Justin and Mia remained quiet; for them, the night
was particularly poignant. Mia had dutifully applied to college in the spring, partly at the urging of her parents but also with the deeper knowledge that she needed and wanted to do something with her life. Three weeks ago she had gotten the notice: she had been accepted at UCLA. She was simultaneously excited and horrified; the liberation of escaping her family matching the heartbreak of what that would mean about her and Justin. For the better part of the month, the news had hung over her like an emotional death sentence; the Cheevers, being practical and loving parents, had accepted Justin's presence, and Mia’s feelings for him, with a nervous reservation that had spanned their daughter’s senior year. But as the summer progressed, they made it clear that they weren't about to go for the notion of their baby girl hitched to a dead-end teen romance fresh out of high school. Finally they told her in no uncertain terms: she had her whole life ahead of her. They would not let her squander her future. Sh
e was going. Period.
She had broken the news to Justin only yesterday; they had told the others as they headed out for the night’s festivities. She was leaving Monday morning. The others were surprised but appropriately congratulatory, with the possible exception of Simon, who didn’t say much.
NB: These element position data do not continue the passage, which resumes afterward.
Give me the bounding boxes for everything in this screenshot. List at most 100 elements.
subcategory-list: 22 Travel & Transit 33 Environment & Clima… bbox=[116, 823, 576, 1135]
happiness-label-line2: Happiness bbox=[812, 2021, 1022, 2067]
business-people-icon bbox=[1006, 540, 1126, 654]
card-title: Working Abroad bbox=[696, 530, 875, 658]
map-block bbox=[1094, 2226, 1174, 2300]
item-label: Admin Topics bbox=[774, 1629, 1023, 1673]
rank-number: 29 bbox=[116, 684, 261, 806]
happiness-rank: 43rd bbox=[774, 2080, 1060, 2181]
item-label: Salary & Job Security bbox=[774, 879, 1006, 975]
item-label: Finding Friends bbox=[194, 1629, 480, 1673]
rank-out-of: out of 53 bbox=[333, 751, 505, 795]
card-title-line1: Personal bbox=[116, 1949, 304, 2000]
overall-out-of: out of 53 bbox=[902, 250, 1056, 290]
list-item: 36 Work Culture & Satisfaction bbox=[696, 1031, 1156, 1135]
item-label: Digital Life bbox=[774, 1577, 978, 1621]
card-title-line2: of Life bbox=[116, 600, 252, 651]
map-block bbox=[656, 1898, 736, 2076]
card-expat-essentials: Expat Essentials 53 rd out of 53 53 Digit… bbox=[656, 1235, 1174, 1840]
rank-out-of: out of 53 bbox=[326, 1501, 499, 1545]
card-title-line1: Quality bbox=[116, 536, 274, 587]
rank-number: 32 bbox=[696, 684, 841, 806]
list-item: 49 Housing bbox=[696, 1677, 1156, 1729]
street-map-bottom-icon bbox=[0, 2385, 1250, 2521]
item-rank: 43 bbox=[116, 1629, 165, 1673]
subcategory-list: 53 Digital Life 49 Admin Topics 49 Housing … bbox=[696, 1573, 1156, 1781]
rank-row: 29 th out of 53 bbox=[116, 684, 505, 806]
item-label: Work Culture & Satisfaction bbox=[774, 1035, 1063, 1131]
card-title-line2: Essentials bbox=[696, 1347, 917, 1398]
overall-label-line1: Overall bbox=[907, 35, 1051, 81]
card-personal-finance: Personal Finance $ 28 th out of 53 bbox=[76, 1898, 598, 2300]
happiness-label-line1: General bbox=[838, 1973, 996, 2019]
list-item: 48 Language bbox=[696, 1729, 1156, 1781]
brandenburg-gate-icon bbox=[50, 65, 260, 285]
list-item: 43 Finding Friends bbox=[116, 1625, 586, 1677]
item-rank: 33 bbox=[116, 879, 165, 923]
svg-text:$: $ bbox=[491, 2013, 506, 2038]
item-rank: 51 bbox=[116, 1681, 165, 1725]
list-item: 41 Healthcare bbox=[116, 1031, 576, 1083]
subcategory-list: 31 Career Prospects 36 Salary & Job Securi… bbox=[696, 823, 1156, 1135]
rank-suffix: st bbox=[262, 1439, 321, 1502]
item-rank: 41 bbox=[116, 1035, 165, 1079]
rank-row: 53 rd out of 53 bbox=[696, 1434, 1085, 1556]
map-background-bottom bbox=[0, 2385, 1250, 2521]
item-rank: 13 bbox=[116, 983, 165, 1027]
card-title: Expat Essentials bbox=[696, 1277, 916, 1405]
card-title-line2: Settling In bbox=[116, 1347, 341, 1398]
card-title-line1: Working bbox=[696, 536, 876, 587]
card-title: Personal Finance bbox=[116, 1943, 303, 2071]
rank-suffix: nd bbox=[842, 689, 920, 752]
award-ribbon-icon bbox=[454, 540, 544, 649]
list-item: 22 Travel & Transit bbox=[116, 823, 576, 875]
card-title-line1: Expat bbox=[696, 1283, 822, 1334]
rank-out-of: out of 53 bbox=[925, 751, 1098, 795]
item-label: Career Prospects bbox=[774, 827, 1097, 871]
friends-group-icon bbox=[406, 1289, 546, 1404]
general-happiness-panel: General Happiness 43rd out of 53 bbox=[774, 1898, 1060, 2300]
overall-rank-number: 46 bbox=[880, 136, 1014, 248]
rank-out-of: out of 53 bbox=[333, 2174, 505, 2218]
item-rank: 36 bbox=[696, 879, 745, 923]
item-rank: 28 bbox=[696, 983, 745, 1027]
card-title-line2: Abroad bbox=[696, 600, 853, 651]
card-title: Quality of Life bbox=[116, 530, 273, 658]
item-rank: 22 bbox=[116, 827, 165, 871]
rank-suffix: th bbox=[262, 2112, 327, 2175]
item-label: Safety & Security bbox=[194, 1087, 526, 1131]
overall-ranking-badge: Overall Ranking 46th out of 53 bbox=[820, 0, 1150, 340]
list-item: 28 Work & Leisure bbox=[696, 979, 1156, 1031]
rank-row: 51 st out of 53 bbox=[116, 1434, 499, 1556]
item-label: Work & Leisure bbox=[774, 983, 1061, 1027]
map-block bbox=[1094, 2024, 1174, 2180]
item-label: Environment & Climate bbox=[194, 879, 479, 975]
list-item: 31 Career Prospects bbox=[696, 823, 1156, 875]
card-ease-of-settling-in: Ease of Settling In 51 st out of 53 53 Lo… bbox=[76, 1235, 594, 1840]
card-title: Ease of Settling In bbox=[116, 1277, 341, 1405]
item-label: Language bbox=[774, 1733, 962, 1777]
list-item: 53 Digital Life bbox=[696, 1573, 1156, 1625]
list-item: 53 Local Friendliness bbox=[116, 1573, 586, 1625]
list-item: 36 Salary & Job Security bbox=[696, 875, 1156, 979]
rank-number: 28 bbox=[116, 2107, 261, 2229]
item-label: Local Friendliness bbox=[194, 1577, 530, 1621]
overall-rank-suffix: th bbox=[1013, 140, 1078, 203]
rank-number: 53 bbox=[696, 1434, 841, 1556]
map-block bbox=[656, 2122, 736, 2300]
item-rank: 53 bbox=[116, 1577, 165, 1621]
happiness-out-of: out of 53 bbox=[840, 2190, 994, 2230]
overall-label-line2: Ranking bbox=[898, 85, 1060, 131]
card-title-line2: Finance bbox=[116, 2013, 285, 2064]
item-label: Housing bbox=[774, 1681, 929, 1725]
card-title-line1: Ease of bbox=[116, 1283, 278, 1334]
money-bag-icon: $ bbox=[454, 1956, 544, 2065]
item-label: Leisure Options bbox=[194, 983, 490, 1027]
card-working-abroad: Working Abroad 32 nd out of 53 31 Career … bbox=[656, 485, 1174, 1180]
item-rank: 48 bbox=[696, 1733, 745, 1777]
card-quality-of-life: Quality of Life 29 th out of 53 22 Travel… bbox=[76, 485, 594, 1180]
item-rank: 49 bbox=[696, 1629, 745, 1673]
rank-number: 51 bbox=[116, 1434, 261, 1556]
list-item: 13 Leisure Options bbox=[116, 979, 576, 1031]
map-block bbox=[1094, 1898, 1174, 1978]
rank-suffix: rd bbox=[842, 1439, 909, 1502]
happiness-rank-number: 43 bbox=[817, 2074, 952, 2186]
As for Justin…
To put it mildly, Justin was still in shock. Mia snuggled deeper into him as he drove, as if they could somehow absorb more of each other and store it up.
Simon, meanwhile, popped another beer and stewed in the back seat. He was getting trashed, well ahead of schedule. And though he tried to keep it to himself, it was clear that he resented Mia.
They rounded the next bend, and Josh pointed to a small and narrow side road marked by a NO TRESPASSING sign. They had arrived.
It was dark as they pulled down the winding drive: the estate was empty, the outbuildings crumbling and decrepit. As they drove, Amy noticed more weird lights in the distance: furtive greenish glowing dots interspersed amongst the thousands of twinkling fireflies like lanterns bobbing in the woods. But neither Caroline nor Seth saw them, and Amy shrugged it off to her overactive imagination as they continued down the half-mile stretch of private road that led to the mansion itself.
The big house was a faded antebellum monument to the Old South, and even in its sorry state was testimony to the fact that Josh's family was a lot better off than any of them had ever realized. As they ascended the wide wooden stairs everyone turned to Josh, waiting for him to produce keys to let them in. Josh shrugged; he had none. Seth spoke for the group, voicing the obvious: How are we supposed to get in?
Josh picked up a rock, smashing it into one of the big front windows lining the porch. The glass shattered, leaving a gaping rectangular maw. Simon immediately whooped and took the lead, kicking out the stray shards in the sill and disappearing into the darkened interior. As the others looked around warily, the front door unlatched from the inside and Simon appeared like a demented butler.